A risk is granular enough when the description names a specific attack path or harm mechanism, identifies the data class involved, and points to the runtime layer where the control fires. A description that reads at the level of "the model could produce biased output" is too coarse. A description that reads at the level of "Adversarial prompt with indirect injection in a connected document, exfiltration via response routed to original requester, control at prompt classification layer" is at the right level.
- What about risks that have no controls available?
Some risks have no current control. The register still records them, with the controls_applied column noting "no current control available" and the residual rating equal to the inherent rating. The risk owner is then responsible for raising the budget, vendor, or policy change needed. An untreated risk is worse hidden than visible.
- How does the register interact with the incident response process?

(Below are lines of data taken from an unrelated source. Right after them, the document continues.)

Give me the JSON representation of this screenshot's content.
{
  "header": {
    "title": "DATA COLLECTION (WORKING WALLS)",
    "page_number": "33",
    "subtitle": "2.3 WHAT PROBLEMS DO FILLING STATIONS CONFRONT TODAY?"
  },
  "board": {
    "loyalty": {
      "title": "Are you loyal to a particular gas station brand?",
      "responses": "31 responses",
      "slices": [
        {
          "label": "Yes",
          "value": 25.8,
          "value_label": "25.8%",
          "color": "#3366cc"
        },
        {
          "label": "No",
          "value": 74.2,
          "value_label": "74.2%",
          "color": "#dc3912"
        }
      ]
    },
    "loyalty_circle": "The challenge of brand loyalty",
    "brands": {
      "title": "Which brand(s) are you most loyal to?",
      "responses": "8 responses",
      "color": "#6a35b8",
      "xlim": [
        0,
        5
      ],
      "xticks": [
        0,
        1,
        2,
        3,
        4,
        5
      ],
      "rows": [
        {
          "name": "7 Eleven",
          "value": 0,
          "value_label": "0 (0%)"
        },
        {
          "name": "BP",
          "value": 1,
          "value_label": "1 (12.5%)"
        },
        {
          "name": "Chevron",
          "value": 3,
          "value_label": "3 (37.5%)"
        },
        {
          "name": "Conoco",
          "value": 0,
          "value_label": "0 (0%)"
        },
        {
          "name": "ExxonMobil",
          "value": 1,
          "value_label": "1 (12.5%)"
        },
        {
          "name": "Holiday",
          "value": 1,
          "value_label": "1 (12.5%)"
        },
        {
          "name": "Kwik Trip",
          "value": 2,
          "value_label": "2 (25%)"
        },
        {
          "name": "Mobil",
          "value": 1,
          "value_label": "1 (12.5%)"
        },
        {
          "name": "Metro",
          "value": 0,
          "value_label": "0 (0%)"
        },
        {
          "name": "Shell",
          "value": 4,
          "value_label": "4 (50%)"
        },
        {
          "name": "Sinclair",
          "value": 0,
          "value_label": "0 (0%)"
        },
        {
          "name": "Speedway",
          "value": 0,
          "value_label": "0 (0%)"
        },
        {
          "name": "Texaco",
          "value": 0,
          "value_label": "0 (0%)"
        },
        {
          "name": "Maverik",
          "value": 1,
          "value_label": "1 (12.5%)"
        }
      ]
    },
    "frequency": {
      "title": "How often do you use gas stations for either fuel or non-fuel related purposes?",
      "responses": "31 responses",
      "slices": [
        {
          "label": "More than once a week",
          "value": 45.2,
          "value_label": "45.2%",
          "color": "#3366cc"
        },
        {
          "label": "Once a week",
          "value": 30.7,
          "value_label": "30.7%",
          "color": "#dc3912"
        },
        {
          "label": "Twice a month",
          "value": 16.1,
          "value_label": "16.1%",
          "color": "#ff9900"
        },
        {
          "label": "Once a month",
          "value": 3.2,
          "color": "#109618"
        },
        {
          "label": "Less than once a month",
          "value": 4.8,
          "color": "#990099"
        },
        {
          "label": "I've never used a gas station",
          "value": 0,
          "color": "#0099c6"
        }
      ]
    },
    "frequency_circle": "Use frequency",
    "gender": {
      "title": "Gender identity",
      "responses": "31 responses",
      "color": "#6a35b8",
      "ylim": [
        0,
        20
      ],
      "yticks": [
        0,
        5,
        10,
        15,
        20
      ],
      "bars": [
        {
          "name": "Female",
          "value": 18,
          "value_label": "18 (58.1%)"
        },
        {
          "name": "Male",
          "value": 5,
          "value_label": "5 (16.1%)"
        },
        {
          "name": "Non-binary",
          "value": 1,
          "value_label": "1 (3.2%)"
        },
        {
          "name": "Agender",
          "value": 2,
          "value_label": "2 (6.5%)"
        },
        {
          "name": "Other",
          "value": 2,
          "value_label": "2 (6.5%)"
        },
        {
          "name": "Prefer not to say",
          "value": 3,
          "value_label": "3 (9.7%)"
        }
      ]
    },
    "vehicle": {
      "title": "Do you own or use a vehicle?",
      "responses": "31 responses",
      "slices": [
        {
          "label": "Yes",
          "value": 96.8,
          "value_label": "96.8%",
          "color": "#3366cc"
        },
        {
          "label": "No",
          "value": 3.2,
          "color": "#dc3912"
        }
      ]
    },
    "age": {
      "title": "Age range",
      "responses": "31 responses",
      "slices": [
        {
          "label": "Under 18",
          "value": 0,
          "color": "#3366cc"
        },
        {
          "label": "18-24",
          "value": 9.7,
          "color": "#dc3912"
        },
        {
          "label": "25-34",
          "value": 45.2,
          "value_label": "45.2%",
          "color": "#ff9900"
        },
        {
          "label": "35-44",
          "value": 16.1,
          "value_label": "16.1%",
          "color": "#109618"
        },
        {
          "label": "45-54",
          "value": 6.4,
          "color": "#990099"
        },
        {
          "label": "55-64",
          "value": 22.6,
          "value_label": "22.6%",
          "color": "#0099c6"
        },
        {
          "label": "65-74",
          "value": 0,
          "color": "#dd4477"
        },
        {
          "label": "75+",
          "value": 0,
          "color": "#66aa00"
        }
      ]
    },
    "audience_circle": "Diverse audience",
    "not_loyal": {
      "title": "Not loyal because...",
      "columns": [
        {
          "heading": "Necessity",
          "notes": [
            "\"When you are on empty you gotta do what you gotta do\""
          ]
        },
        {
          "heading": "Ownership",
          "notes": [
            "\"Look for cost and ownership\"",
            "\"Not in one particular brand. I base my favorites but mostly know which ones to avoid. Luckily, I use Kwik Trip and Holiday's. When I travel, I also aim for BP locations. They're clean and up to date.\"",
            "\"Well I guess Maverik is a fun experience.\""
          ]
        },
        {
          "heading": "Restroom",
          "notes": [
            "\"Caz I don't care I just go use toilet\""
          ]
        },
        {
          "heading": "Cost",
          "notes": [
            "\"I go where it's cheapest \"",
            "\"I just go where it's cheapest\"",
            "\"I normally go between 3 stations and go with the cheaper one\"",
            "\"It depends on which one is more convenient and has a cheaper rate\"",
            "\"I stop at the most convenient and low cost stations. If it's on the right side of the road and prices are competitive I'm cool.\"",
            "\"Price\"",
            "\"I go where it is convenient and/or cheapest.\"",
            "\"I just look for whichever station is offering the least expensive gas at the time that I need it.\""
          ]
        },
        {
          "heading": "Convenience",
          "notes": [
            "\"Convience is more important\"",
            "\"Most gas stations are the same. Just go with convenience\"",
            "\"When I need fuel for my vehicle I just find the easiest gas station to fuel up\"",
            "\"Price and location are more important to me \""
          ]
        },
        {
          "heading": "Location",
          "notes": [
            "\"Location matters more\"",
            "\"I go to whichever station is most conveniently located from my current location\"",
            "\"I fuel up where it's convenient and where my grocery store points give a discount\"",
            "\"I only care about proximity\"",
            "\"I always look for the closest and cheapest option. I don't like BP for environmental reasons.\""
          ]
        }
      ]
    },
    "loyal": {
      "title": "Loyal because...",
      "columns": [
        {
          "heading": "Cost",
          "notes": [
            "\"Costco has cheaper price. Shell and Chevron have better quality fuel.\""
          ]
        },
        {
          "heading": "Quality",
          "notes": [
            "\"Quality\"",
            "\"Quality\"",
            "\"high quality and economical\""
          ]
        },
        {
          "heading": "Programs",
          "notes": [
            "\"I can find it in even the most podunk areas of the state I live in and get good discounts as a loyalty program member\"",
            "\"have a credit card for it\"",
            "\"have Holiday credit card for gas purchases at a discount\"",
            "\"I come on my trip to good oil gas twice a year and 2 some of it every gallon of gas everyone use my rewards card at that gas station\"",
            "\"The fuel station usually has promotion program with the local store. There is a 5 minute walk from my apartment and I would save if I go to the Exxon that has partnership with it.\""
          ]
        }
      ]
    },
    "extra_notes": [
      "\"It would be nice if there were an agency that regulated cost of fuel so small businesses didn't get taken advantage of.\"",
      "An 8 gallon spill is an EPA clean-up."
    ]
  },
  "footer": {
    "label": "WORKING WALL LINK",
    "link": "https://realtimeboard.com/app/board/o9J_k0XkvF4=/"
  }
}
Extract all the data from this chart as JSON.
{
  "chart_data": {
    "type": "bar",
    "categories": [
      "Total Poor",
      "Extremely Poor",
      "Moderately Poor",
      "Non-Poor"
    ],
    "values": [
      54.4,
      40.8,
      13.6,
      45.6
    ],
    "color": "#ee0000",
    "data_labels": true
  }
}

Incidents materialise risks. When an incident closes, the postmortem identifies which register row corresponds to the materialised risk. The related_incidents column captures the linkage. The postmortem feeds back into the inherent and residual ratings. A risk rated low-likelihood that produced two incidents in a quarter is not low-likelihood. The register has to update.
- Should the register be visible outside the risk function?
Yes, with appropriate access controls. The risk owners need to read and update their rows. The engineering teams operating the systems need to read the controls applied so they can keep the runtime configuration aligned. The board's risk committee needs read access to the residuals. The register is an operational artefact, not a confidential document.